Publié le 30 novembre 2009 par Gregorykudish
 La versification, les décors, le langage et l'intrigue, séparément, ne font pas la qualité d'une pièce de théâtre. C'est plutôt l'agencement judicieux de ces quatre éléments(beaux en soi ou non), et leur intégration harmonieuse sur scène, qui confèrent à la pièce un esprit. Et cet esprit, c'est ce qui permet au spectateur de savoir si, globalement, il a apprécié la pièce. Car les mots du jargon québécois, les costumes populaires, et les simples décors sont, à eux seuls, vides de tout sens. La beauté est faite de liaisons astucieuses.
Je crois qu'il est important de prendre du recul par rapport à nos préjugés artistiques. Il y a eu un temps où, personnellement, j'associais le mot théâtre à Molière, Corneille, et Racine. Un peu plus tard dans mes études, les noms de Beaumarchais, Ionesco, Eric-Emmanuel Schmitt, Jarry, Goethe, et Michel Tremblay se sont ajoutés aux trois premiers. J'avais peut-être acquis une bonne culture générale, mais je raisonnais toujours dans un paradigme assez rigide, délimité par mes cours de littérature, et trop limitatif.
Or, il faudrait parfois se rappeler que le théâtre, ça sert d'abord à être joué. Et le jeu, ce n'est pas uniquement une transposition de l'écriture sur scène. Un bon dramaturge devrait, à mon avis, maîtriser suffisamment bien l'art de l'écriture pour donner un souffle à sa pièce, et être en même temps un écrivain modeste de sorte que son écriture imparfaite le convainque de la nécessité d'écrire une pièce dans l'optique d'être jouée.

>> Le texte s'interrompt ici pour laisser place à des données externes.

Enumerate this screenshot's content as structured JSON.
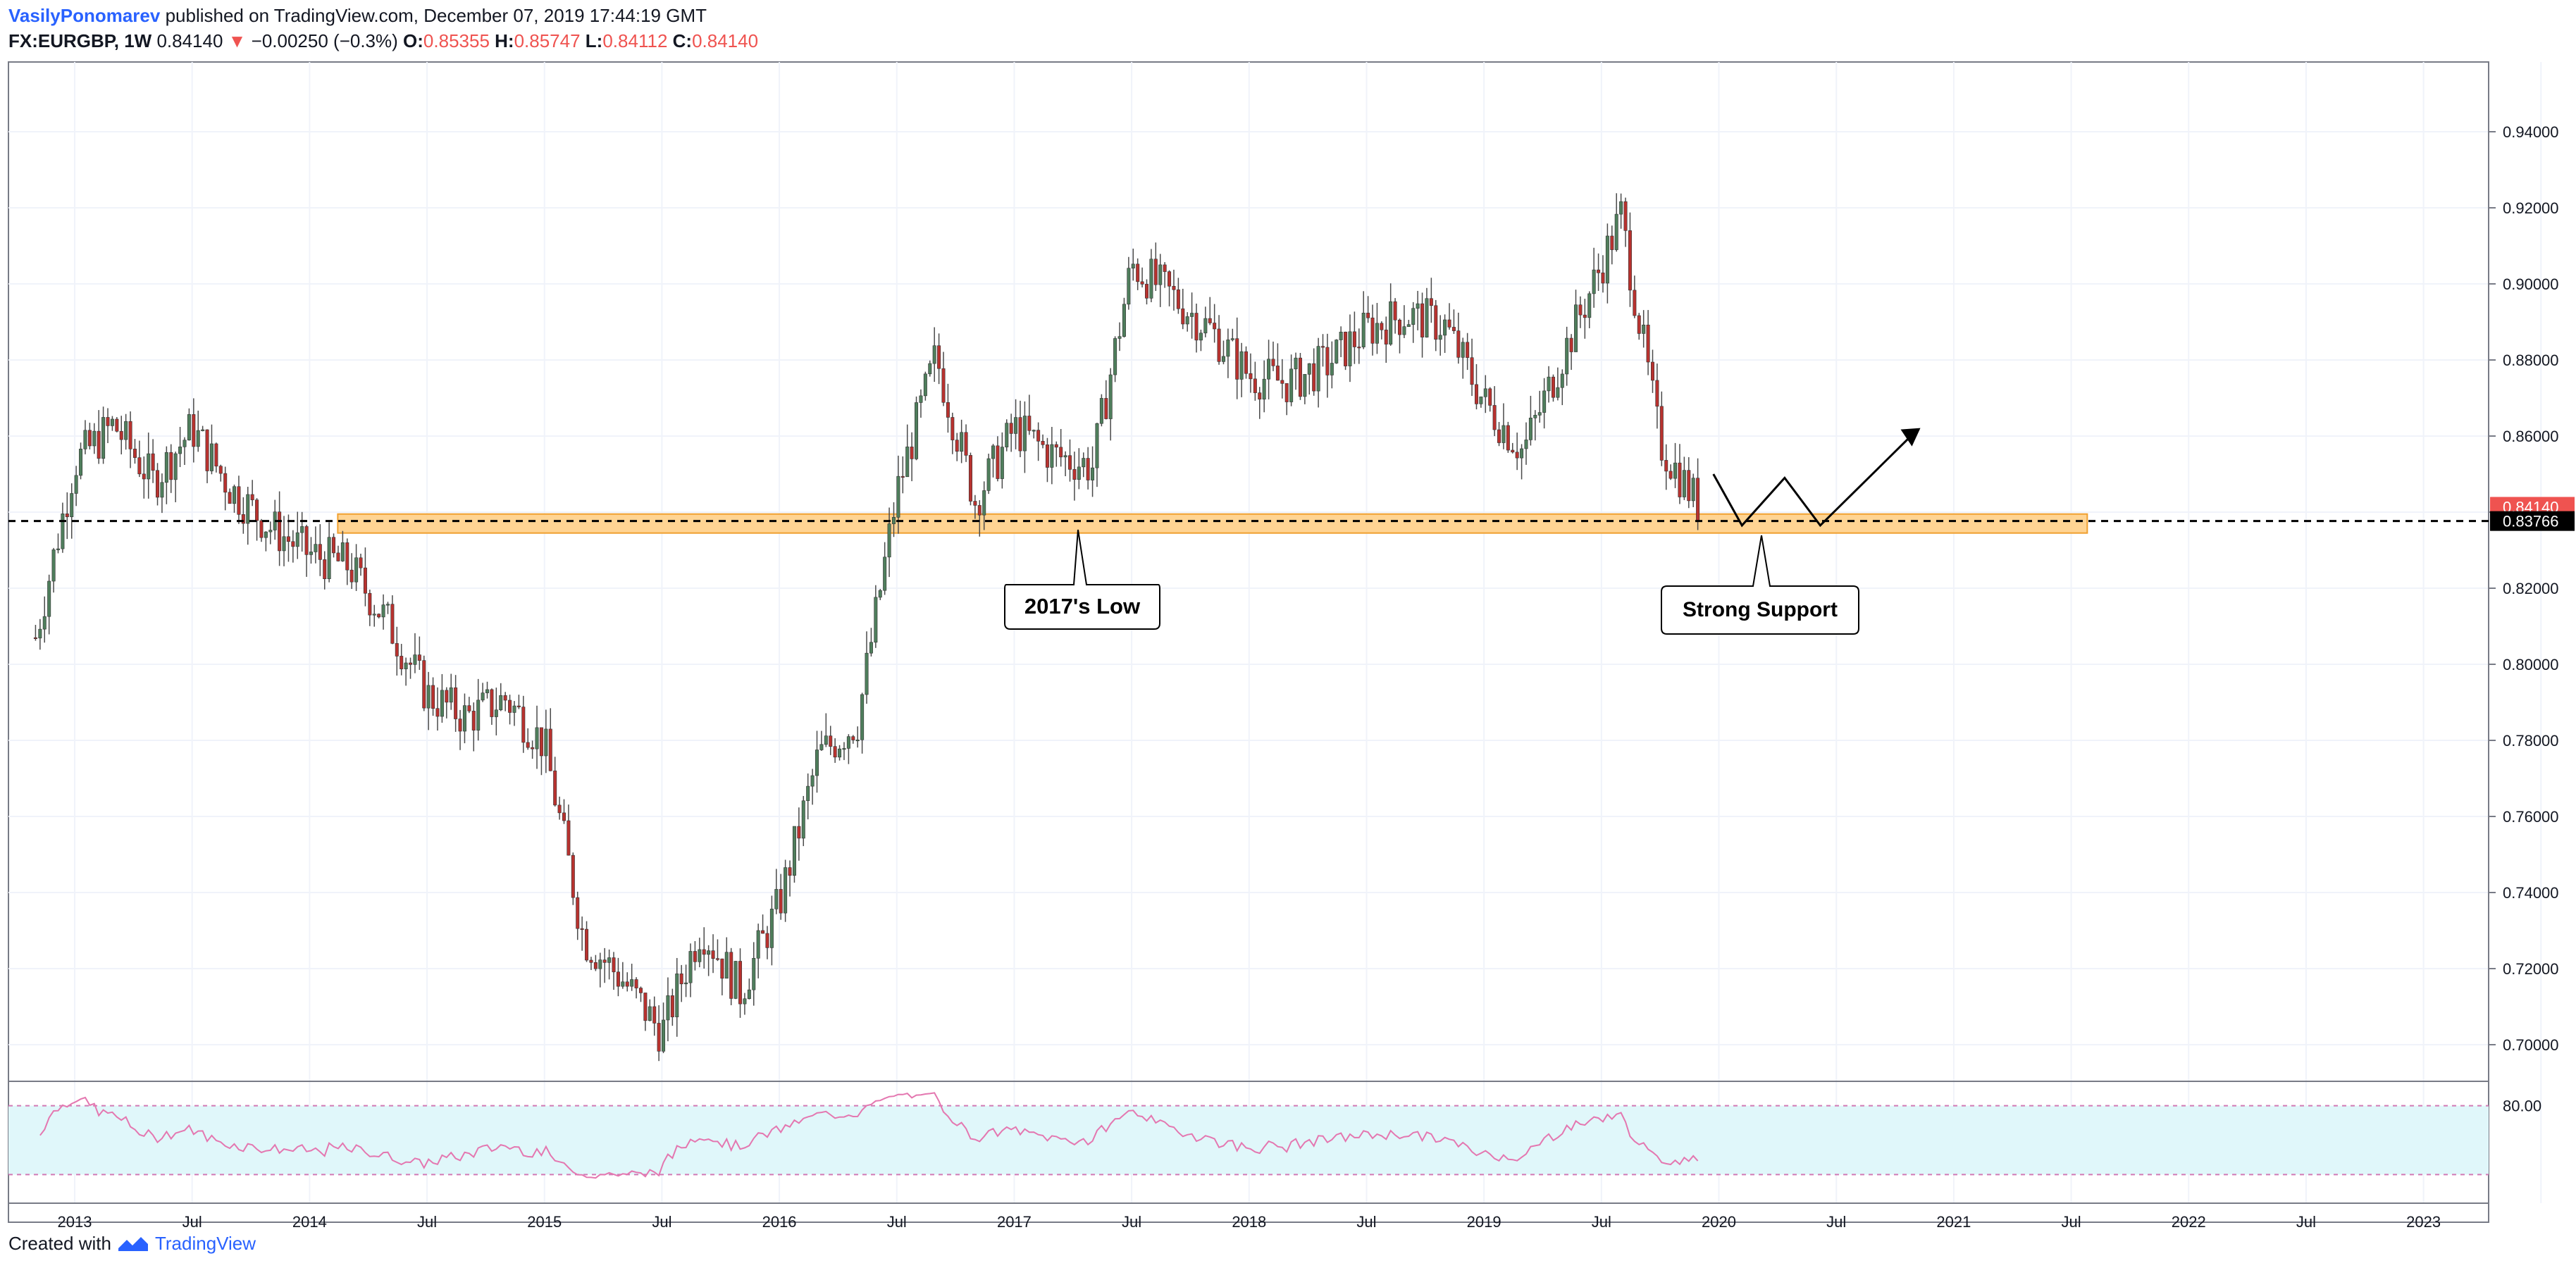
{
  "header": {
    "author": "VasilyPonomarev",
    "published_text": "published on TradingView.com, December 07, 2019 17:44:19 GMT",
    "symbol": "FX:EURGBP, 1W",
    "last": "0.84140",
    "change_arrow": "▼",
    "change": "−0.00250 (−0.3%)",
    "open_label": "O:",
    "open": "0.85355",
    "high_label": "H:",
    "high": "0.85747",
    "low_label": "L:",
    "low": "0.84112",
    "close_label": "C:",
    "close": "0.84140"
  },
  "colors": {
    "up": "#4f7e5c",
    "down": "#b8322f",
    "support_fill": "#ffcc80",
    "support_border": "#f0a030",
    "rsi_line": "#e477b0",
    "rsi_band": "#e0f7fa",
    "price_badge": "#ef5350",
    "line_badge": "#000000"
  },
  "price_axis": {
    "ticks": [
      "0.94000",
      "0.92000",
      "0.90000",
      "0.88000",
      "0.86000",
      "0.84000",
      "0.82000",
      "0.80000",
      "0.78000",
      "0.76000",
      "0.74000",
      "0.72000",
      "0.70000"
    ],
    "current_price_badge": "0.84140",
    "support_line_badge": "0.83766"
  },
  "rsi": {
    "upper_label": "80.00"
  },
  "time_axis": {
    "labels": [
      "2013",
      "Jul",
      "2014",
      "Jul",
      "2015",
      "Jul",
      "2016",
      "Jul",
      "2017",
      "Jul",
      "2018",
      "Jul",
      "2019",
      "Jul",
      "2020",
      "Jul",
      "2021",
      "Jul",
      "2022",
      "Jul",
      "2023"
    ]
  },
  "annotations": {
    "low_callout": "2017's Low",
    "support_callout": "Strong Support"
  },
  "chart_data": {
    "type": "candlestick",
    "symbol": "FX:EURGBP",
    "interval": "1W",
    "ylim": [
      0.69,
      0.95
    ],
    "x": [
      "2012-11",
      "2013-01",
      "2013-03",
      "2013-05",
      "2013-07",
      "2013-09",
      "2013-11",
      "2014-01",
      "2014-03",
      "2014-05",
      "2014-07",
      "2014-09",
      "2014-11",
      "2015-01",
      "2015-03",
      "2015-05",
      "2015-07",
      "2015-09",
      "2015-11",
      "2016-01",
      "2016-03",
      "2016-05",
      "2016-07",
      "2016-09",
      "2016-11",
      "2017-01",
      "2017-03",
      "2017-05",
      "2017-07",
      "2017-09",
      "2017-11",
      "2018-01",
      "2018-03",
      "2018-05",
      "2018-07",
      "2018-09",
      "2018-11",
      "2019-01",
      "2019-03",
      "2019-05",
      "2019-07",
      "2019-08",
      "2019-10",
      "2019-12"
    ],
    "close": [
      0.807,
      0.853,
      0.863,
      0.848,
      0.862,
      0.846,
      0.836,
      0.829,
      0.826,
      0.811,
      0.792,
      0.786,
      0.791,
      0.779,
      0.728,
      0.717,
      0.703,
      0.731,
      0.714,
      0.737,
      0.776,
      0.785,
      0.845,
      0.881,
      0.843,
      0.862,
      0.855,
      0.852,
      0.905,
      0.897,
      0.888,
      0.876,
      0.874,
      0.879,
      0.888,
      0.892,
      0.889,
      0.869,
      0.856,
      0.881,
      0.905,
      0.918,
      0.858,
      0.8414
    ],
    "support_zone": [
      0.8345,
      0.8395
    ],
    "support_level": 0.83766,
    "rsi_band": [
      20,
      80
    ]
  }
}
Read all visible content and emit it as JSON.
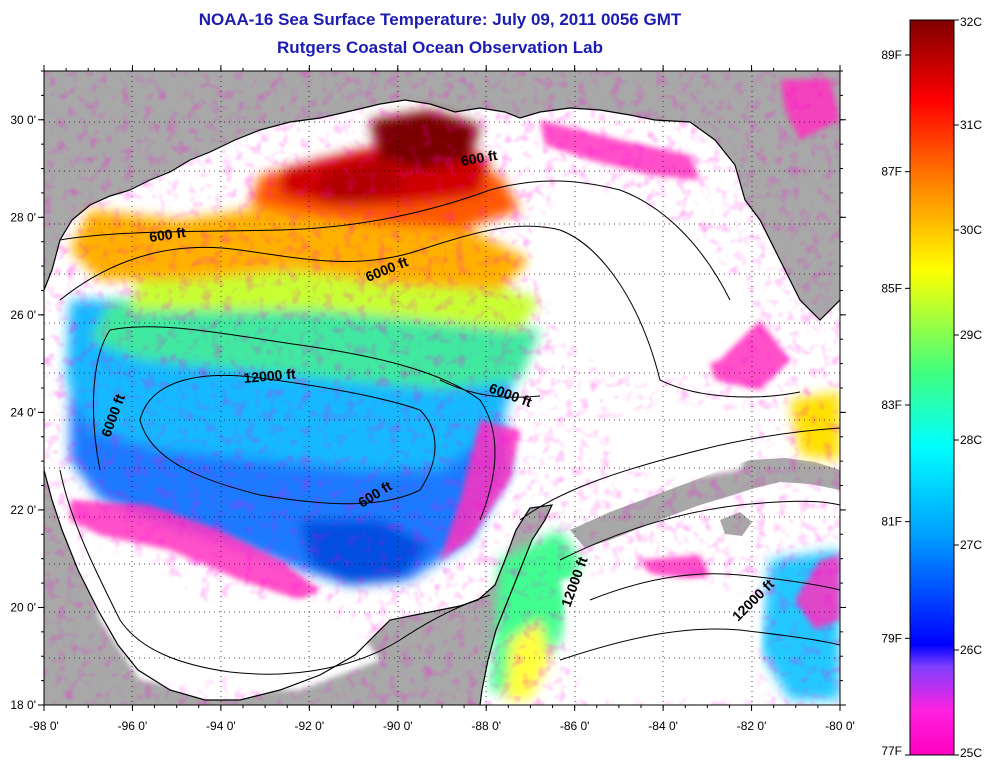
{
  "title": "NOAA-16 Sea Surface Temperature:  July 09, 2011 0056 GMT",
  "subtitle": "Rutgers Coastal Ocean Observation Lab",
  "map": {
    "lon_range": [
      -98,
      -80
    ],
    "lat_range": [
      18,
      31
    ],
    "x_ticks": [
      "-98 0'",
      "-96 0'",
      "-94 0'",
      "-92 0'",
      "-90 0'",
      "-88 0'",
      "-86 0'",
      "-84 0'",
      "-82 0'",
      "-80 0'"
    ],
    "y_ticks": [
      "18 0'",
      "20 0'",
      "22 0'",
      "24 0'",
      "26 0'",
      "28 0'",
      "30 0'"
    ],
    "grid": "dotted",
    "colors": {
      "land": "#a8a8a8",
      "no_data": "#ffffff"
    },
    "contour_labels": [
      "600 ft",
      "600 ft",
      "6000 ft",
      "12000 ft",
      "6000 ft",
      "6000 ft",
      "600 ft",
      "12000 ft",
      "12000 ft"
    ]
  },
  "colorbar": {
    "celsius": [
      "32C",
      "31C",
      "30C",
      "29C",
      "28C",
      "27C",
      "26C",
      "25C"
    ],
    "fahrenheit": [
      "89F",
      "87F",
      "85F",
      "83F",
      "81F",
      "79F",
      "77F"
    ],
    "colors": [
      "#ff00c0",
      "#8040ff",
      "#0000ff",
      "#00a0ff",
      "#00ffff",
      "#40ff80",
      "#ffff00",
      "#ff8000",
      "#ff0000",
      "#800000"
    ]
  }
}
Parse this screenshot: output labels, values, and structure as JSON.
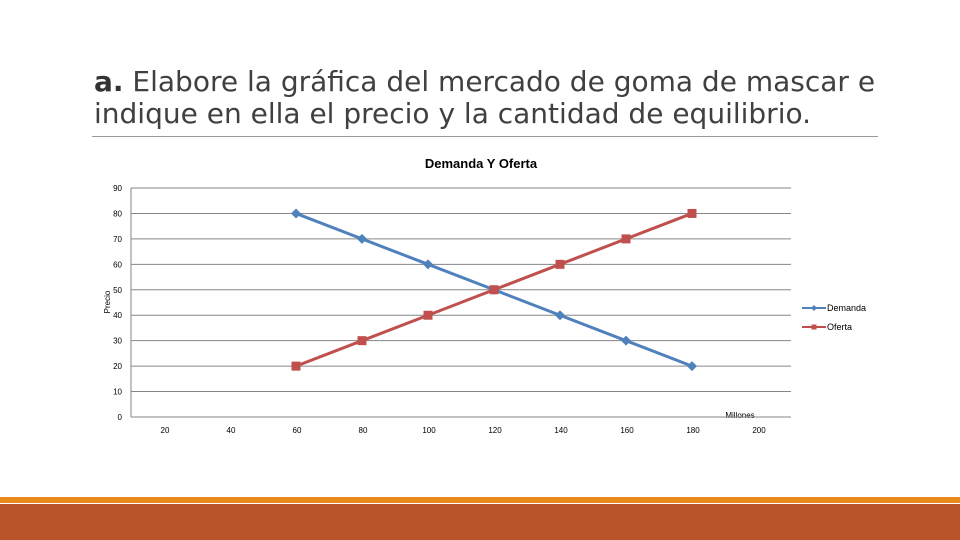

Et je crois qu'Yvan Bienvenue partage mon opinion.
Toute la beauté de Contes urbains réside dans sa simplicité. Les acteurs paraissent ridicules et brillants, grossiers et orateurs, comédiens et confrères. Caroline Tanguay, par son jeu d'actrice pétillement burlesque, sait rapprocher le spectateur de la scène. J'habite au coin des rues Beaubien et Bordeaux, et je suis une chienne. À la fois grossières et vraies, les paroles de ce personnage ne peuvent garder le spectateur dans un état d'indifférence. La réalité est parfois banale, mais tournez-la dans le bon sens et elle se transforme en Oscar. Je pense qu'une manière de bien exprimer la réalité, c'est de ne pas avoir peur de cracher son mot librement. Et les six teneurs de soliloques de Contes urbains 2009 ont très bien su assurer cette fonction.